We are growing into a new people, a new community.
Part of your life, your journey, coming out, is about sharing that part of you.
Sometimes it happens like mine did where I'm surrounded by a community that embraces me.
Sometimes it happens like your story where all of a sudden this bedrock in your life is drawn out from under you.
When I encounter folks feeling cut off from what they knew and sort of adrift, what I tell them is build a community.
Find a community that honors who you are, because the one thing God wants out of this is for you to know that you are valued and honored.
You're not on this earth to pray away the gay any more than you are to pray away the straight or anything else.
- What do you think it was about the particular community in which you existed that made them so welcoming that you think other people can learn from?
- In this community right here is not defined by a bunch of people who live and think and act alike.
In this church, I've got people who are lifelong, deep, political and social conservatives and I've got young trans people who are coming and sharing their gifts with us.
We bear witness to the fact that agreeing with people is not what makes community.
Loving people is what makes community.
So, I think that we're demonstrating in who we are what can be possible in the world.
And I think that's just vitally important today.

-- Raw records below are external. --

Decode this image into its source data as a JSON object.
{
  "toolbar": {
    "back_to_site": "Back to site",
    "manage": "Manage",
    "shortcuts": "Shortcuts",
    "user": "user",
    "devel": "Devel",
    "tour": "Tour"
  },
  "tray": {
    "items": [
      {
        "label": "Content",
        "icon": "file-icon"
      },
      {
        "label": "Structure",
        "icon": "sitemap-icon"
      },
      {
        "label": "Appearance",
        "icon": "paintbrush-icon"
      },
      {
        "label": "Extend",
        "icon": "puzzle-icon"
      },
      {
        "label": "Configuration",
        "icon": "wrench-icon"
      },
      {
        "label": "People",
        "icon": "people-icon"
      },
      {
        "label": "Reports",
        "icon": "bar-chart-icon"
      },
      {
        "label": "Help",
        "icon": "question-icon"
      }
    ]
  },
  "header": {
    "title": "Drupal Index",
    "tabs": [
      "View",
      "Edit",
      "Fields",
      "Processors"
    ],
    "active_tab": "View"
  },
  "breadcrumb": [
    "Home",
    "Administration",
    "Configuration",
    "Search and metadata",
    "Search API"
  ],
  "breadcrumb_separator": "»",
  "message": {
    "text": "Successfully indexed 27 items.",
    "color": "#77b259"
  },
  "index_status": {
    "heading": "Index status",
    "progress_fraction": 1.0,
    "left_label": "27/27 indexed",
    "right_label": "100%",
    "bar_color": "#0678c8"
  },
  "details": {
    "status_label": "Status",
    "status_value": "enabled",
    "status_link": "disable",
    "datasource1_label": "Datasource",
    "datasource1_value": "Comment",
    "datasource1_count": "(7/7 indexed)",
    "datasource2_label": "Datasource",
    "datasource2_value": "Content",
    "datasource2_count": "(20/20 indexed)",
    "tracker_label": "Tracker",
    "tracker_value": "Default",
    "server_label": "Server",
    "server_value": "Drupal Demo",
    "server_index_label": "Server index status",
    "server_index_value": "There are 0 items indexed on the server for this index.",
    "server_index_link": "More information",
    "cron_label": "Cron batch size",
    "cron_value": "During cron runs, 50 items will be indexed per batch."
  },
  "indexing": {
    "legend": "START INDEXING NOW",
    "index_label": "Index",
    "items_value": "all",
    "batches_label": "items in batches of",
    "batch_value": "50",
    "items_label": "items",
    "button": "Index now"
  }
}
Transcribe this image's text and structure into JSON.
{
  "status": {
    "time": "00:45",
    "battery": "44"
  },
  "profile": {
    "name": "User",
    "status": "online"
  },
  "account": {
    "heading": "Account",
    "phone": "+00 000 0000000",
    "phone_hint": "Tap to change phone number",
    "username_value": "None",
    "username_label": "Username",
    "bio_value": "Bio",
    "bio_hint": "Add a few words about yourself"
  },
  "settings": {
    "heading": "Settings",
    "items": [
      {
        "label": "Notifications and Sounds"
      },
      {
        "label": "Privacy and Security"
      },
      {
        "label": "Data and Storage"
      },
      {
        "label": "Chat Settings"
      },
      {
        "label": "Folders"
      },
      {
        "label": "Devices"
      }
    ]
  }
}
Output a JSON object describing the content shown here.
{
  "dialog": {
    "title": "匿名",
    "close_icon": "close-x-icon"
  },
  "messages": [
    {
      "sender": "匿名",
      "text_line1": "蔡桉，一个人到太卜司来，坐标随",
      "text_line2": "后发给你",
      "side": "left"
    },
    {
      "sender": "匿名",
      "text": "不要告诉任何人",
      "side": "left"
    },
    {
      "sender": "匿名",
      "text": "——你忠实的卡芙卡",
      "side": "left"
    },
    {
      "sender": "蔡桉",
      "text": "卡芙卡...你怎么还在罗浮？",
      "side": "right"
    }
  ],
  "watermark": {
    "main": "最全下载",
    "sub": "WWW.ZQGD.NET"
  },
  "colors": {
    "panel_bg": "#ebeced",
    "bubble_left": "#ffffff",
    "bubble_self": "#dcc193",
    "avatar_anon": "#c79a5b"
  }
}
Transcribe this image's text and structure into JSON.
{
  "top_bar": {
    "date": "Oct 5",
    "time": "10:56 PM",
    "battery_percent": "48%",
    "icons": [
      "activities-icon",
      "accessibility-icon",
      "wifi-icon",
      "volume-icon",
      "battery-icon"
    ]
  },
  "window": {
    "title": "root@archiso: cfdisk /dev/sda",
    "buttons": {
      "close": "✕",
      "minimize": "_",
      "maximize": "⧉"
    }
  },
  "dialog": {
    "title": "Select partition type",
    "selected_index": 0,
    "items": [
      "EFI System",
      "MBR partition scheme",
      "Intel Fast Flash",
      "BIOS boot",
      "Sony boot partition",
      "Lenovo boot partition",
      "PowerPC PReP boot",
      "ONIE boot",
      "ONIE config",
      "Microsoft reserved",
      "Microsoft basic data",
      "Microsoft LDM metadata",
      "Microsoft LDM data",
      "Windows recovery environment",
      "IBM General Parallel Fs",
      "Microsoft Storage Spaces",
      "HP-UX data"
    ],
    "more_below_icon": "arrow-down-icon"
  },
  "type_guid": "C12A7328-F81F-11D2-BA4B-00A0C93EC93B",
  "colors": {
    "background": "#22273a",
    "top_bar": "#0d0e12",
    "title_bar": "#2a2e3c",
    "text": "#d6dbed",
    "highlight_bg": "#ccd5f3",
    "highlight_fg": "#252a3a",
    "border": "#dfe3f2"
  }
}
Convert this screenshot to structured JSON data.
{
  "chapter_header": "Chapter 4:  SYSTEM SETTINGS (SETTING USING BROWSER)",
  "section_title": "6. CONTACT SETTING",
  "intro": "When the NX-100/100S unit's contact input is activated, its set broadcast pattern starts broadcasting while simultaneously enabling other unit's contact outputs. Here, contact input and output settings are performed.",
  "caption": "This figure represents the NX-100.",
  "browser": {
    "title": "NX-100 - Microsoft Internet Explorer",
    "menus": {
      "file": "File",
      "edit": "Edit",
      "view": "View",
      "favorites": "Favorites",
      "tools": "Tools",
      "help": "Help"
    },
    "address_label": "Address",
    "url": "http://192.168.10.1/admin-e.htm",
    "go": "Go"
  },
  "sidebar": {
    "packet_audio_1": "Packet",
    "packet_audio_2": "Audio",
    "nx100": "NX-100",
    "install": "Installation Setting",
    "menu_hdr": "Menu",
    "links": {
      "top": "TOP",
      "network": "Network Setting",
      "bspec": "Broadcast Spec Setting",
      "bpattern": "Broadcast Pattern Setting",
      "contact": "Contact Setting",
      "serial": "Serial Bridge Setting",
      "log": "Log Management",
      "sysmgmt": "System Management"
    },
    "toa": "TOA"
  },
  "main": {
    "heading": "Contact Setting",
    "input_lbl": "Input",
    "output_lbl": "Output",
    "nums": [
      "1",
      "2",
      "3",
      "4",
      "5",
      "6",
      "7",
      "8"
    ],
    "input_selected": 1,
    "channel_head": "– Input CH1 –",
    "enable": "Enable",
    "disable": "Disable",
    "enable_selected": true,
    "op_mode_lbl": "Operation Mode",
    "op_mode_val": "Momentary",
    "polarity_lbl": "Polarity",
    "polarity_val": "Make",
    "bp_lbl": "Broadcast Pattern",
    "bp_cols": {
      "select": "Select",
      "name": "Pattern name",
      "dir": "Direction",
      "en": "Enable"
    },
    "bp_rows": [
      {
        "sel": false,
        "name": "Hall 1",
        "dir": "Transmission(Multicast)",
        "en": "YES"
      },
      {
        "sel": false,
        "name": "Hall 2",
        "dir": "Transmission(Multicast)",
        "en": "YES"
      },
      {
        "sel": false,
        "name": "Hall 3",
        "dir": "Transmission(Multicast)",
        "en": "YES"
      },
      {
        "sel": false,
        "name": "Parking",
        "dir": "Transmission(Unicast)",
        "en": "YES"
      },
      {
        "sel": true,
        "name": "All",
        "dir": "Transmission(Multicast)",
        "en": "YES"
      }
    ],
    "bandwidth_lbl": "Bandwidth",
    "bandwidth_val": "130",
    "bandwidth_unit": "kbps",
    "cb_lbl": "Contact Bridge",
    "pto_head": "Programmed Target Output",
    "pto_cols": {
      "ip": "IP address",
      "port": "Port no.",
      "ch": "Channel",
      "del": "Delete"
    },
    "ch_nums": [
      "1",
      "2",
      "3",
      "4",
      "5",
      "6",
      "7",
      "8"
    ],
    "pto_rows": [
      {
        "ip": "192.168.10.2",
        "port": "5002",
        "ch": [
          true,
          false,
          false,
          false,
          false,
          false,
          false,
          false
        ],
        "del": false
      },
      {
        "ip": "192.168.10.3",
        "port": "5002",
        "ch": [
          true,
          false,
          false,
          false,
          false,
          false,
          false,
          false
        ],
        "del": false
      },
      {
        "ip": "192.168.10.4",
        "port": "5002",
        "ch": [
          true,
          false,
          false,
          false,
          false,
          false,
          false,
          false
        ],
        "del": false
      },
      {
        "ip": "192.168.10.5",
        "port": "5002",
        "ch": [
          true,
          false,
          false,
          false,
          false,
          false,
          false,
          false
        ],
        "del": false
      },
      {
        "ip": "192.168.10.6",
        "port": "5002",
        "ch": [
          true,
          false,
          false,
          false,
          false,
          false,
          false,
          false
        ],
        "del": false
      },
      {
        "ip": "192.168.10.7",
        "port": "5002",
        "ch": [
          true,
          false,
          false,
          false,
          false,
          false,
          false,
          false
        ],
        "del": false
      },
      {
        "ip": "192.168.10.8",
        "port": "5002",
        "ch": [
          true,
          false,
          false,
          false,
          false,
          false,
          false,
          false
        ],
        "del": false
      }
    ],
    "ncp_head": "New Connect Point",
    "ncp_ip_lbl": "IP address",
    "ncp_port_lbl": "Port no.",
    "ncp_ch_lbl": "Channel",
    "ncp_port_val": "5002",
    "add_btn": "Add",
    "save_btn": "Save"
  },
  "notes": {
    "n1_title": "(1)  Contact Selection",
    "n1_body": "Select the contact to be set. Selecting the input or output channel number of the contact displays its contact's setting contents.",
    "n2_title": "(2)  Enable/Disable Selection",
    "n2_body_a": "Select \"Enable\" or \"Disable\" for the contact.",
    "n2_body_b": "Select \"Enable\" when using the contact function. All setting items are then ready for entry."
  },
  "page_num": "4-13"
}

- Wow, that sounds like something I could get behind.
Wholeheartedly.
Where do you find community?
- I find community everywhere.
- I find community in theater.
- I find community in being a gamer and that's G-A-Y-M-E-R. - I find community all around me.
- Friends.
- The folks I go to the gym with.
- My book club.
- In play parties.
- Through group chats.
- Going to physical places.
- Taquerias, in barber shops.
- Through my activism work.
- Through art.
- I like to build community everywhere I go.
And then help those communities build and grow together too.